In Japanese patients with T2DM and diabetic nephropathy, dapagliflozin significantly improved albuminuria levels and the home BP profile. Improved morning home systolic BP was associated with albuminuria reduction. Trial registration The study is registered at the UMIN Clinical Trials Registry (UMIN000018930; http://www.umin.ac.jp/ctr/index-j.htm ). The study was conducted from July 1, 2015 to August 1, 2018.
Y-AIDA 研究旨在探讨在伴有白蛋白尿的 2 型糖尿病(T2DM)日本患者中,加用达格列净对肾脏和家庭血压(BP)的调节作用。

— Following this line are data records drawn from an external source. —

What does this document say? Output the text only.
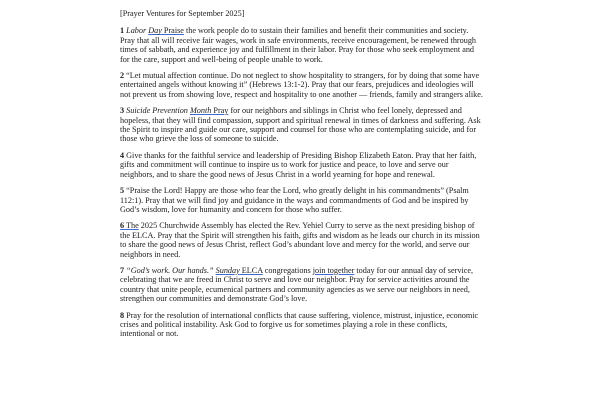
[Prayer Ventures for September 2025]

1 Labor Day Praise the work people do to sustain their families and benefit their communities and society. Pray that all will receive fair wages, work in safe environments, receive encouragement, be renewed through times of sabbath, and experience joy and fulfillment in their labor. Pray for those who seek employment and for the care, support and well-being of people unable to work.

2 “Let mutual affection continue. Do not neglect to show hospitality to strangers, for by doing that some have entertained angels without knowing it” (Hebrews 13:1-2). Pray that our fears, prejudices and ideologies will not prevent us from showing love, respect and hospitality to one another — friends, family and strangers alike.

3 Suicide Prevention Month Pray for our neighbors and siblings in Christ who feel lonely, depressed and hopeless, that they will find compassion, support and spiritual renewal in times of darkness and suffering. Ask the Spirit to inspire and guide our care, support and counsel for those who are contemplating suicide, and for those who grieve the loss of someone to suicide.

4 Give thanks for the faithful service and leadership of Presiding Bishop Elizabeth Eaton. Pray that her faith, gifts and commitment will continue to inspire us to work for justice and peace, to love and serve our neighbors, and to share the good news of Jesus Christ in a world yearning for hope and renewal.

5 “Praise the Lord! Happy are those who fear the Lord, who greatly delight in his commandments” (Psalm 112:1). Pray that we will find joy and guidance in the ways and commandments of God and be inspired by God’s wisdom, love for humanity and concern for those who suffer.

6 The 2025 Churchwide Assembly has elected the Rev. Yehiel Curry to serve as the next presiding bishop of the ELCA. Pray that the Spirit will strengthen his faith, gifts and wisdom as he leads our church in its mission to share the good news of Jesus Christ, reflect God’s abundant love and mercy for the world, and serve our neighbors in need.

7 “God’s work. Our hands.” Sunday ELCA congregations join together today for our annual day of service, celebrating that we are freed in Christ to serve and love our neighbor. Pray for service activities around the country that unite people, ecumenical partners and community agencies as we serve our neighbors in need, strengthen our communities and demonstrate God’s love.

8 Pray for the resolution of international conflicts that cause suffering, violence, mistrust, injustice, economic crises and political instability. Ask God to forgive us for sometimes playing a role in these conflicts, intentional or not.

我们进行了一项前瞻性、多中心、单臂研究。共纳入 86 例 T2DM 患者,HbA1c 7.0-10.0%,估算肾小球滤过率(eGFR)≥45 mL/min/1.73 m 2 ,尿白蛋白与肌酐比值(UACR)≥30 mg/g 肌酐(gCr),其中 85 例患者加用达格列净治疗 24 周。主要和关键次要终点分别为 24 周时 UACR 自然对数值的变化和 24 周时家庭 BP 谱的变化。
基线时 UACR 的中位数为 181.5 mg/gCr(四分位距 47.85,638.0)。基线时清晨、傍晚和夜间家庭收缩压/舒张压分别为 137.6/82.7 mmHg、136.1/79.3 mmHg 和 125.4/74.1 mmHg。24 周后,UACR 的对数值下降了 0.37±0.73(P<0.001)。此外,与基线相比,清晨、傍晚和夜间家庭 BP 的变化如下:清晨收缩压/舒张压-8.32±11.42/-4.18±5.91 mmHg(均 P<0.001),傍晚收缩压/舒张压-9.57±12.08/-4.48±6.45 mmHg(均 P<0.001),夜间收缩压/舒张压-2.38±7.82/-1.17±5.39 mmHg(收缩压 P=0.0079,舒张压 P=0.0415)。此外,24 周后 UACR 的降低与家庭 BP 谱的改善显著相关,但与其他变量(包括诊室 BP)的变化无关。多变量线性回归分析还表明,清晨家庭收缩压的变化是 UACR 对数变化的一个显著贡献因素。
在伴有糖尿病肾病的日本 T2DM 患者中,达格列净显著改善了白蛋白尿水平和家庭 BP 谱。清晨家庭收缩压的改善与白蛋白尿减少有关。